Al mundo de la pequeña Alicia de Lewis Carroll, lejos de la dulcificada versión de Disney, se llegaba por la senda del sueño, de la introspección o del autoanálisis. El camino hacia la fantasía y la imaginación no era un sendero de impolutos adoquines amarillos, con la promesa de un paisaje de reluciente esmeralda de fondo. Ese camino era pedregoso y sucio, lleno de obstáculos... El camino del creador y sus batallas internas.

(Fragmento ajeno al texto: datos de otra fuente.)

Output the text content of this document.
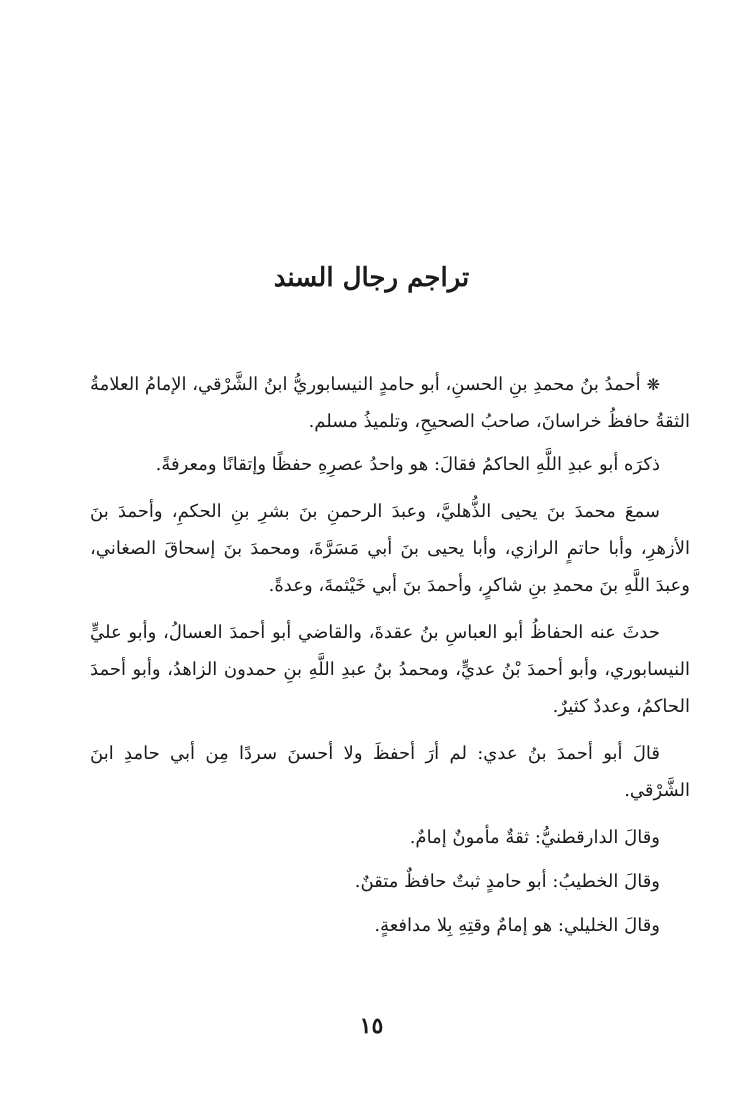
تراجم رجال السند

❋أحمدُ بنُ محمدِ بنِ الحسنِ، أبو حامدٍ النيسابوريُّ ابنُ الشَّرْقي، الإمامُ العلامةُ الثقةُ حافظُ خراسانَ، صاحبُ الصحيحِ، وتلميذُ مسلم.

ذكرَه أبو عبدِ اللَّهِ الحاكمُ فقالَ: هو واحدُ عصرِهِ حفظًا وإتقانًا ومعرفةً.

سمعَ محمدَ بنَ يحيى الذُّهليَّ، وعبدَ الرحمنِ بنَ بشرِ بنِ الحكمِ، وأحمدَ بنَ الأزهرِ، وأبا حاتمٍ الرازي، وأبا يحيى بنَ أبي مَسَرَّةَ، ومحمدَ بنَ إسحاقَ الصغاني، وعبدَ اللَّهِ بنَ محمدِ بنِ شاكرٍ، وأحمدَ بنَ أبي خَيْثمةَ، وعدةً.

حدثَ عنه الحفاظُ أبو العباسِ بنُ عقدةَ، والقاضي أبو أحمدَ العسالُ، وأبو عليٍّ النيسابوري، وأبو أحمدَ بْنُ عديٍّ، ومحمدُ بنُ عبدِ اللَّهِ بنِ حمدون الزاهدُ، وأبو أحمدَ الحاكمُ، وعددٌ كثيرٌ.

قالَ أبو أحمدَ بنُ عدي: لم أرَ أحفظَ ولا أحسنَ سردًا مِن أبي حامدِ ابنَ الشَّرْقي.

وقالَ الدارقطنيُّ: ثقةٌ مأمونٌ إمامٌ.

وقالَ الخطيبُ: أبو حامدٍ ثبتٌ حافظٌ متقنٌ.

وقالَ الخليلي: هو إمامٌ وقتِهِ بِلا مدافعةٍ.

١٥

Y una vez alcanzado ese estado que permitía mirar más allá de la razón, los frescos que pintaba el pensamiento eran ambiguos. No llenos de monstruos, como alertaba Goya, pues los monstruos del aragonés eran los miedos que genera siempre la ignorancia; sino llenos de trampas, de cuerpos lozanos que ocultaban un alma decadente; de figuras geométricas perfectas, que analizadas con detenimiento, resultaban imposibles; de muertos que consumían en éxtasis una vida sin fin; y vivos que desperdiciaban insolentes un instante de aburrimiento. Frescos de miedos y pasiones exaltadas.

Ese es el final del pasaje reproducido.